PSA, stage, grade and prostate cancer specific mortality in Asian American patients relative to Caucasians according to the United States Census Bureau race definitions.World J Urol. 2020 May 26 [Online ahead of print]WJ
The United States Census Bureau recommends distinguishing between "Asians" vs. "Native Hawaiians or Other Pacific Islanders" (NHOPI). We tested for prognostic differences according to this stratification in patients with prostate cancer (PCa) of all stages.
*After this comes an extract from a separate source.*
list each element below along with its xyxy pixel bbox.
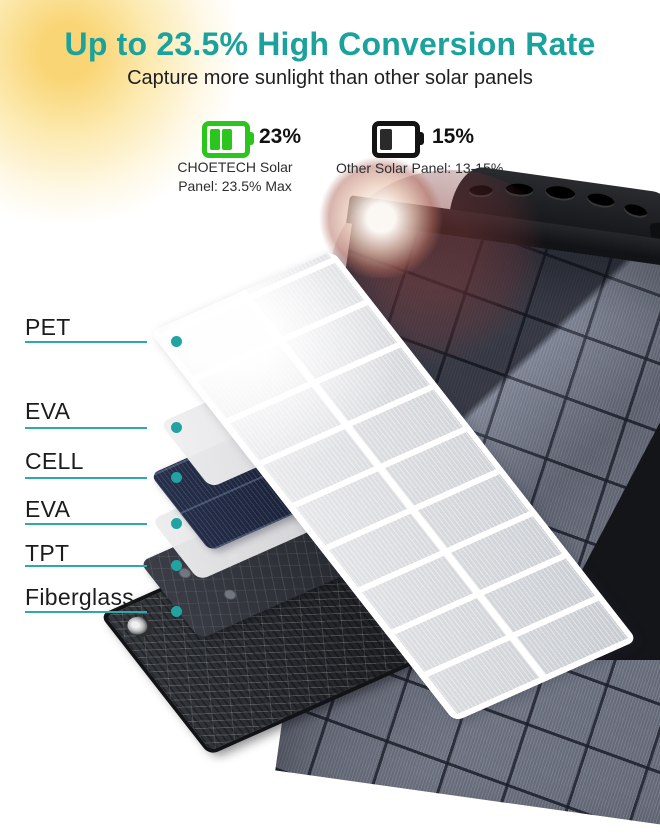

Descriptive statistics, time-trend analyses, Kaplan-Meier plots and multivariate Cox regression models were used to test for differences at diagnosis, as well as for cancer specific mortality (CSM) according to the Census Bureau's definition in either non-metastatic or metastatic patients vs. 1:4 propensity score (PS)-matched Caucasian controls, identified within the Surveillance, Epidemiology and End Results database (2004-2016).
Of all 380,705 PCa patients, NHOPI accounted for 1877 (0.5%) vs. 23,343 (6.1%) remaining Asians vs. 93.4% Caucasians. NHOPI invariably harbored worse PCa characteristics at diagnosis. The rates of PSA ≥ 20 ng/ml, Gleason ≥ 8, T3/T4, N1- and M1 stages were highest for NHOPI, followed by Asians, followed by Caucasians (PSA ≥ 20: 18.4 vs. 14.8 vs. 10.2%, Gleason ≥ 8: 24.9 vs. 22.1, vs. 15.9%, T3/T4: 5.5 vs. 4.2 vs. 3.5%, N1: 4.4 vs. 2.8, vs. 2.7%, M1: 8.3 vs. 4.9 vs. 3.9%). Despite the worst PCa characteristics at diagnosis, NHOPI did not exhibit worse CSM than Caucasians. Moreover, despite worse PCa characteristics, Asians exhibited more favorable CSM than Caucasians in comparisons that focussed on non-metastatic and on metastatic patients.
Our observations corroborate the validity of the distinction between NHOPI and Asian patients according to the Census Bureau's recommendation, since these two groups show differences in PSA, grade and stage characteristics at diagnosis in addition to exhibiting differences in CSM even after PS matching and multivariate adjustment.